John M. Ackerman
El colapso de la institucionalidad democrática en México es tan completo que ya nadie espera acción alguna de las autoridades gubernamentales en favor de la justicia o la honestidad. Todos sabemos que quedarán perfectamente impunes las recientes revelaciones periodísticas sobre delitos electorales cometidos por el hacker colombiano Andrés Sepúlveda, las triangulaciones financieras del compadre de Enrique Peña Nieto, Juan Armando Hinojosa, y las millonarias contribuciones de la empresa del operador financiero del cártel de Juárez, Rodolfo Dávila, a la campaña presidencial de Peña Nieto.
Y los recientes ataques en contra tanto de los normalistas de Ayotzinapa como de la Comisión Interamericana de Derechos Humanos confirman que este emblemático caso jamás se resolverá, mientras los mismos responsables por el crimen del 26 de septiembre de 2014 siguen despachando desde Los Pinos.
México no solamente es un paraíso fiscal en que nadie paga lo que le corresponde, sino que también se ha convertido en un paraíso de la impunidad en que cualquier cosa se vale con tal de mantenerse en el poder y enriquecerse a expensas del erario y los recursos nacionales. Ningún fraude es demasiado grande, ningún cinismo demasiado descarado, y ninguna agresión demasiado violenta para llamar la atención de la autoridad y obligar a las instituciones del Estado a tomar acción para defender los intereses públicos.
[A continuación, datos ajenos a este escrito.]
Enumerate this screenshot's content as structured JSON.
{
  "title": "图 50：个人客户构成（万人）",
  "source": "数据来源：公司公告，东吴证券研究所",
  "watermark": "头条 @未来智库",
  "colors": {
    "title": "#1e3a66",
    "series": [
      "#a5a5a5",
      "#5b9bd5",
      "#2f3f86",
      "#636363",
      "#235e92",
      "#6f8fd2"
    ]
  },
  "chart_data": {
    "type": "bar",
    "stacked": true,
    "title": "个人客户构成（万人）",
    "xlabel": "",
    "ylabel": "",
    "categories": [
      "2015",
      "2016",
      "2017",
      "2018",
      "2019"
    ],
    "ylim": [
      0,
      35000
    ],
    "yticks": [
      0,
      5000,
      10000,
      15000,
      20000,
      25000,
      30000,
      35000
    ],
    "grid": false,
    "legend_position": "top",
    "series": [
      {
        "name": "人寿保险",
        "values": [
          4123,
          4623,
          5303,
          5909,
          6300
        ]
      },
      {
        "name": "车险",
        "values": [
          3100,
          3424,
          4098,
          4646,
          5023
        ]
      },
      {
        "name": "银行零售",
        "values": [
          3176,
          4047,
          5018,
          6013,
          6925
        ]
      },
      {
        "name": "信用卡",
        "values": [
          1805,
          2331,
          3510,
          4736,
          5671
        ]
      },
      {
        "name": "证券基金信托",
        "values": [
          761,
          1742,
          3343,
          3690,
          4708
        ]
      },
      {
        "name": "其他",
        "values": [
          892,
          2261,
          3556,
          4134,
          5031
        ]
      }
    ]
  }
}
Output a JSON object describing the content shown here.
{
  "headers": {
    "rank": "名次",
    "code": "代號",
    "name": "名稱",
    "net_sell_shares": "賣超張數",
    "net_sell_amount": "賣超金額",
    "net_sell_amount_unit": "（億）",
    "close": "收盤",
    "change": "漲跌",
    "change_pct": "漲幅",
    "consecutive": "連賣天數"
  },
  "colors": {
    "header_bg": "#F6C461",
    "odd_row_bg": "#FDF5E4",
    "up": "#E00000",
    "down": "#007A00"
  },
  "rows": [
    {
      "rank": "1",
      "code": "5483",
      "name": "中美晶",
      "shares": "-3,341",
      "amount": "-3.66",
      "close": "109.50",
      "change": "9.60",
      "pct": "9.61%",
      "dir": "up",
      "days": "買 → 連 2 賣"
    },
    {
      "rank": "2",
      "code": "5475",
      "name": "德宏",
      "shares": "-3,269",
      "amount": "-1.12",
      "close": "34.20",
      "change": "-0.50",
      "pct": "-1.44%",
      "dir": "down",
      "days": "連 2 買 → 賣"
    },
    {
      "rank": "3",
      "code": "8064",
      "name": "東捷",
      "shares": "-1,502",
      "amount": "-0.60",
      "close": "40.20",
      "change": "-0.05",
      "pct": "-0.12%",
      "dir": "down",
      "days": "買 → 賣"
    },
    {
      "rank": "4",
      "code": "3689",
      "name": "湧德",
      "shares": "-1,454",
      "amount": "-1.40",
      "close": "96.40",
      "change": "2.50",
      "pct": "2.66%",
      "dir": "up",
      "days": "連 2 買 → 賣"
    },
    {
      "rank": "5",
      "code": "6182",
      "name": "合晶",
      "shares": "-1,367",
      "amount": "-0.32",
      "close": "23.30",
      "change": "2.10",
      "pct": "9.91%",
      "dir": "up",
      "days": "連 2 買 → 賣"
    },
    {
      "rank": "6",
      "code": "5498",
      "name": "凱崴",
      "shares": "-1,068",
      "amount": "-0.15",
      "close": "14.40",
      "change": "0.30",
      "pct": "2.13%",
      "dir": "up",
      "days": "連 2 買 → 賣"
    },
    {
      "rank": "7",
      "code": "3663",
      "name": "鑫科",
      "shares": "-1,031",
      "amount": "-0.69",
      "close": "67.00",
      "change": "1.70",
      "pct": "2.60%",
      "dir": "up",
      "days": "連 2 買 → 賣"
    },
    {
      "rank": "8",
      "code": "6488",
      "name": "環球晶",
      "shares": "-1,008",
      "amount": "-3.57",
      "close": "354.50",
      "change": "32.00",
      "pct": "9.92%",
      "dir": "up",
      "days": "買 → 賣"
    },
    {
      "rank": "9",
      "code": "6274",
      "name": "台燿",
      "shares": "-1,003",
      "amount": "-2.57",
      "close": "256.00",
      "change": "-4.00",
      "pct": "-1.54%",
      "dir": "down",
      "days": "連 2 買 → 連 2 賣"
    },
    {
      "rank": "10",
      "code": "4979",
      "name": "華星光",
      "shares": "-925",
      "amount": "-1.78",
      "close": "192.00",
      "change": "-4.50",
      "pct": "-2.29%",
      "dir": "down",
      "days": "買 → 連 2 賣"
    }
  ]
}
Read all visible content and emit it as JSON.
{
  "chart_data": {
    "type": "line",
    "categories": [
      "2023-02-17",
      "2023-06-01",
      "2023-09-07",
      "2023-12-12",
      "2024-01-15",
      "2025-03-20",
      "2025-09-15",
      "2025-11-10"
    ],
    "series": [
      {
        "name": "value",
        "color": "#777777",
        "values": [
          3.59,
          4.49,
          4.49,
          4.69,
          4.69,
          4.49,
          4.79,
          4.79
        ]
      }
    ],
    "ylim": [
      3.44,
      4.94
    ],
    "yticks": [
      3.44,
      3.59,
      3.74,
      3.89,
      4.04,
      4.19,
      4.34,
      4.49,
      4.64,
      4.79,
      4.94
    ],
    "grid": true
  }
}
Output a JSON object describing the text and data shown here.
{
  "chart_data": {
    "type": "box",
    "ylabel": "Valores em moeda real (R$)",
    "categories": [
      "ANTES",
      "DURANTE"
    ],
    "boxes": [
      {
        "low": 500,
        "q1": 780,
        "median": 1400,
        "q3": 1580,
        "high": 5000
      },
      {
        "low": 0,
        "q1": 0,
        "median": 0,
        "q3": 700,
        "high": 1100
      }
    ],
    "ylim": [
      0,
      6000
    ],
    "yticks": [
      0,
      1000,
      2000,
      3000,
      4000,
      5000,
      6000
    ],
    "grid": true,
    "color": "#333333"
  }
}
Ya no existe límite alguno al ejercicio del poder.
La principal función de las instituciones públicas en el México contemporáneo no es la rendición de cuentas, sino el control social. Los organismos del Estado solamente se activan cuando se trata de reprimir, censurar o emitir castigos ejemplares contra quienes se atreven a resistir los embates del poder...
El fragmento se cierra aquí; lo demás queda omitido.